Friday, May 20, 2011

Read between the Lines

In every relationship, there are distinct key first time ever moments. The first glance. The first handshake. The first smile. The first phone call. The first date. The first kiss. The first fight. The first make-up. And on it goes.

But the most crucial ‘first’ is the moment someone says, “I love you”.

Three simple words where love’s the central theme, as the song goes. And yet, some couples never say it. My sister once asked our mother if she’d ever said “I love you” to Daddy, and Mother replied, “Oh, don’t be silly, darling, we’re not Americans!”

Michelle later said that with parents like ours for role models, it’s a miracle we and our baby brother didn’t end up in a monastery and a nunnery. “I think it’s important to tell someone you love them. Otherwise, how will they know?”

Leave it to my flatmate Saffy to put things into perspective.

As regulars of this column will know, after years of fruitless dates (including one Henny Hartono who really was a fruit, if you know what I mean), endless Friday nights at home consoling herself with the DVD box-set of Sex and The City and a huge plate of pasta, Saffy recently met the very lovely Bradley.

Bradley, as it turns out, is not only extremely sweet, he’s also unfairly good looking and thinks the world begins and ends with Saffy. His devotion to her recently reached a fevered pitch when he bought her, without being asked, a bottle of Estee Lauder’s Advanced Night Repair serum.

“Good Lord,” Amanda sighed when Saffy came home from her date with Bradley, carrying her little Estee Lauder pouch, “where did you find this guy?”

“I know,” Saffy said with immense satisfaction, her bosom inflating. “Any man who will voluntarily walk up to a beauty counter and spend half an hour discussing the merits of various facial creams for his girlfriend, which would be me, is basically a walking lottery jackpot.”

Amanda’s eyes were dewy. “That’s amazing. Has he said ‘I love you’ yet?”

“No, and I don’t think he’s ever going to,” Saffy said.

Amanda sat up straight. “What do you mean?”

“Well, I’ve said it many times, and he just blushes and hugs me and kisses me,” Saffy said. “Once he replied, ‘That’s sweet of you!’ and then he did that thing he does with his teeth and completely distracted me, and that was that.”

“You’re ok with that?” I asked, mentally taking copious notes.

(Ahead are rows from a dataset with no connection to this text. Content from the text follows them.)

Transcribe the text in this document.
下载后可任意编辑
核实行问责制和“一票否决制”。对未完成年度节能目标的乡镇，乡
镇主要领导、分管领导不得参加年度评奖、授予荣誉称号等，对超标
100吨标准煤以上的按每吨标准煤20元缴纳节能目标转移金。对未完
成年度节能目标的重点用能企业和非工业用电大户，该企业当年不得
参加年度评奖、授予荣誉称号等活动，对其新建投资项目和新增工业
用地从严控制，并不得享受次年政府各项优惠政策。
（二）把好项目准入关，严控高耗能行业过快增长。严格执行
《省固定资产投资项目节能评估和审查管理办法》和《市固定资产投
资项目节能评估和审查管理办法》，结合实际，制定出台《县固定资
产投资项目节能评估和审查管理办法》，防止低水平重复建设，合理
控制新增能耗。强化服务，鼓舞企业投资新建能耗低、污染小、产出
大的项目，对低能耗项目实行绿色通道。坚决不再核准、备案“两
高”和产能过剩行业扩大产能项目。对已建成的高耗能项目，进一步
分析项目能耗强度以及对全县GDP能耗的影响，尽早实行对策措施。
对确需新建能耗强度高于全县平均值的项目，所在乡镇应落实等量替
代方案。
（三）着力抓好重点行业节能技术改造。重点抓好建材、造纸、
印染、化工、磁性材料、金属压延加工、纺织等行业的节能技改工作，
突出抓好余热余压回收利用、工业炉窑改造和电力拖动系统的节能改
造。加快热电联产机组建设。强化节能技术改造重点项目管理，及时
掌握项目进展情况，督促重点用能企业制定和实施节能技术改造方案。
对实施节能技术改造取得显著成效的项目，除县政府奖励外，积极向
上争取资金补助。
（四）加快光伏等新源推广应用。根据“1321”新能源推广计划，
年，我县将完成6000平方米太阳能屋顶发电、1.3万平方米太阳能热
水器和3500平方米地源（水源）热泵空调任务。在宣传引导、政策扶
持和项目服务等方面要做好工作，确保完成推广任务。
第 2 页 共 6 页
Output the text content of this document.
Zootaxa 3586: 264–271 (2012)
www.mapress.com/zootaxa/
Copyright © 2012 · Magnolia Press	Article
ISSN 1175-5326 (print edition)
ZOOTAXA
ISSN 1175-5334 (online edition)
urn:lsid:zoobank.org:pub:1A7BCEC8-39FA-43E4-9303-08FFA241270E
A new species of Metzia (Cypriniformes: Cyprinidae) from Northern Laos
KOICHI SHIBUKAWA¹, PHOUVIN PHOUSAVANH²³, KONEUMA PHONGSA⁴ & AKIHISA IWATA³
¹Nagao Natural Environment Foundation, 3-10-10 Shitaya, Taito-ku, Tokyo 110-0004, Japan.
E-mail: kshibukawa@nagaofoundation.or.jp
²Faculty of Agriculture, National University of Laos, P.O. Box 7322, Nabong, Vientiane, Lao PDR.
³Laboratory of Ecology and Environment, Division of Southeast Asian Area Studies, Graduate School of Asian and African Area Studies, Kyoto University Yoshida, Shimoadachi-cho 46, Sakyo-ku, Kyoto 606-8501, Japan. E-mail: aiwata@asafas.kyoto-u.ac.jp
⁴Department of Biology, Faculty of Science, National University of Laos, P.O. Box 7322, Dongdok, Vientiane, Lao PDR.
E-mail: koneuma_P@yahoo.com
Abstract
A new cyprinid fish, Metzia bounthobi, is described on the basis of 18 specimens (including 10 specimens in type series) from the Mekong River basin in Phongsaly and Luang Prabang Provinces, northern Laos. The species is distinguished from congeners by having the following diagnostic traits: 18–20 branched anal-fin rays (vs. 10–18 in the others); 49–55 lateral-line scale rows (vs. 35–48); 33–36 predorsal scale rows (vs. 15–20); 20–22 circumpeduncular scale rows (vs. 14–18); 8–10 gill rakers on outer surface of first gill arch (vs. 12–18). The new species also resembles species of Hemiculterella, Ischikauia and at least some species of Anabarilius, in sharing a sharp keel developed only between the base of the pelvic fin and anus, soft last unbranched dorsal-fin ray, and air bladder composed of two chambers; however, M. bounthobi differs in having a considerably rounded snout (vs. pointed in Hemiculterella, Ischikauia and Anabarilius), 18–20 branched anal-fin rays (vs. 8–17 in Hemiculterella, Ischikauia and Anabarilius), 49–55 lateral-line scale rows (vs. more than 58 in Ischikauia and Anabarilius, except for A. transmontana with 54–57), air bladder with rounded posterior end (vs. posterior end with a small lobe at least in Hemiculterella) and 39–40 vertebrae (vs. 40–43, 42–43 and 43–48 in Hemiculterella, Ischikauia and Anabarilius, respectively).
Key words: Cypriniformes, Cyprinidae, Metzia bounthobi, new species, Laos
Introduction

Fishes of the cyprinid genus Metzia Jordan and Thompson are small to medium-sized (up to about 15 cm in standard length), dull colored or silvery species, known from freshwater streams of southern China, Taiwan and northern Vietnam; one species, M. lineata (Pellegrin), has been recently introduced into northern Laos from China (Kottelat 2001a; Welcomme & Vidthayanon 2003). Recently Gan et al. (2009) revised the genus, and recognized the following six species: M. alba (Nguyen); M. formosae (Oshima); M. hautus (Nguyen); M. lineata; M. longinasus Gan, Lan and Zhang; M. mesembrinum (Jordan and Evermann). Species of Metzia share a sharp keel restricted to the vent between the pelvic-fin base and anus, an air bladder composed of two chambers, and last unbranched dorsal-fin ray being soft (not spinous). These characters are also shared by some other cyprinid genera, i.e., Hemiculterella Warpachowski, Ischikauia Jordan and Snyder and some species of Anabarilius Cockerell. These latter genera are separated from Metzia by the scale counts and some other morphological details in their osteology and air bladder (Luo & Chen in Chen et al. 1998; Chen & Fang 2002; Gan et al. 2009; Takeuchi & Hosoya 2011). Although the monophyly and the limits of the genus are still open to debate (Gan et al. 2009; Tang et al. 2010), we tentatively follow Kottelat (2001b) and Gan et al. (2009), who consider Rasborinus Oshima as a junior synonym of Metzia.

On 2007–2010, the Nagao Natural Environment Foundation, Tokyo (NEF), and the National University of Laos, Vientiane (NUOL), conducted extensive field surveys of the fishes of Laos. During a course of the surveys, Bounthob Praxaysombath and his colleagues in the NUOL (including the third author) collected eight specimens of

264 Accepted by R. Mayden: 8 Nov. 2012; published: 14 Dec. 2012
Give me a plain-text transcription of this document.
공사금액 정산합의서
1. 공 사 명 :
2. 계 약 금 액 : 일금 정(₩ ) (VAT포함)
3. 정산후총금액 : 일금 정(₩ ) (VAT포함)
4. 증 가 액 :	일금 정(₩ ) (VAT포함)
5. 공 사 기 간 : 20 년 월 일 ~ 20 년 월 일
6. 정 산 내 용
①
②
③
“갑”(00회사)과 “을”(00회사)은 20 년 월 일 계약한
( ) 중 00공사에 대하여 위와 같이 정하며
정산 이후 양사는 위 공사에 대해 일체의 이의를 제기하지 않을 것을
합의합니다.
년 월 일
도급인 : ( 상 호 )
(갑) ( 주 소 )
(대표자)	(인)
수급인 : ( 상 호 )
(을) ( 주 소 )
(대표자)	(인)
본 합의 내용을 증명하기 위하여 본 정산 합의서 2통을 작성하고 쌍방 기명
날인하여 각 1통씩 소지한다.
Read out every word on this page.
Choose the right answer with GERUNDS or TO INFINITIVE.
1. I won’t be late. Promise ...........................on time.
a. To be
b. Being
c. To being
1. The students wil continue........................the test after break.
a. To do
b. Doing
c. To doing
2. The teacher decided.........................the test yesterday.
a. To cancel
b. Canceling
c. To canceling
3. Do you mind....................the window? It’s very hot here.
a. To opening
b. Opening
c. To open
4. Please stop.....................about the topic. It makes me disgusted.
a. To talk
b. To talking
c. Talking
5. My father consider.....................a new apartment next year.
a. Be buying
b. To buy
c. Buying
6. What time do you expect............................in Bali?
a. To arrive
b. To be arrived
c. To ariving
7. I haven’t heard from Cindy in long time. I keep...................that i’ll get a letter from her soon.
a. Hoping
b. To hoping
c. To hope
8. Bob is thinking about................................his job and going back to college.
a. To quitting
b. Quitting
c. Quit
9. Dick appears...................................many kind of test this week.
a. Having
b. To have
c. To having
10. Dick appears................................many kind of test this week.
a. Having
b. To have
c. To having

“I just don’t think he’s an ‘I love you’ kind of a guy, you know? And really, what does it all mean in the end? They’re just words. It’s taken me a long time to work this out, but there was a time when having a guy say ‘I love you’ to me was the single most important thing in the relationship. Because if he doesn’t say it, how will I know where the relationship is going?”

I was startled. “Have you been speaking to my sister?” I asked.

“We’ve had this conversation so many times before,” Saffy said. “And, anyway, the last time a guy said ‘I love you’ to me, he turned out to be married with two kids.”

And not only that, he was also having an affair with Rommy, his Indonesian maid. Saffy took great satisfaction in reporting him to both the Ministry of Manpower and to his wife. When news arrived that she’d ditched him in a very expensive divorce, Saffy took us all out to Morton’s to celebrate.

Which, of course, then started everyone on a romantic retrospective when we thought back on all our past relationships in which “I love you” had been uttered and realized that they were exactly that: Past.

“Remember the time, I said ‘I love you’ to Andrew Pang and he said, ‘Thank you’ and how pissed I was?” Amanda said. “Gosh, maybe he wasn’t so bad after all.”

“No, he was a jerk,” Saffy said firmly. “Any man who is still splitting the bill after the fourth date is not someone you want to walk down the aisle with.”

A few days later, when the subject came up at lunch, Sharyn said, “Aiyoh, why you people always must say ‘I love you’, one? I tell you, hah, tok is cheap! Anyone can say ‘I love you’! I go Andy Lau concert, I scream ‘I love you’ also, but mean nothing, right? More important is how the man treat you. If he buy you Estee Lauder, he sure love you! When he buy you Louis Vuitton, confirm he will marry you!”

Amanda says someone should give Sharyn her own talk show. “She’s Oprah with a Singlish accent!”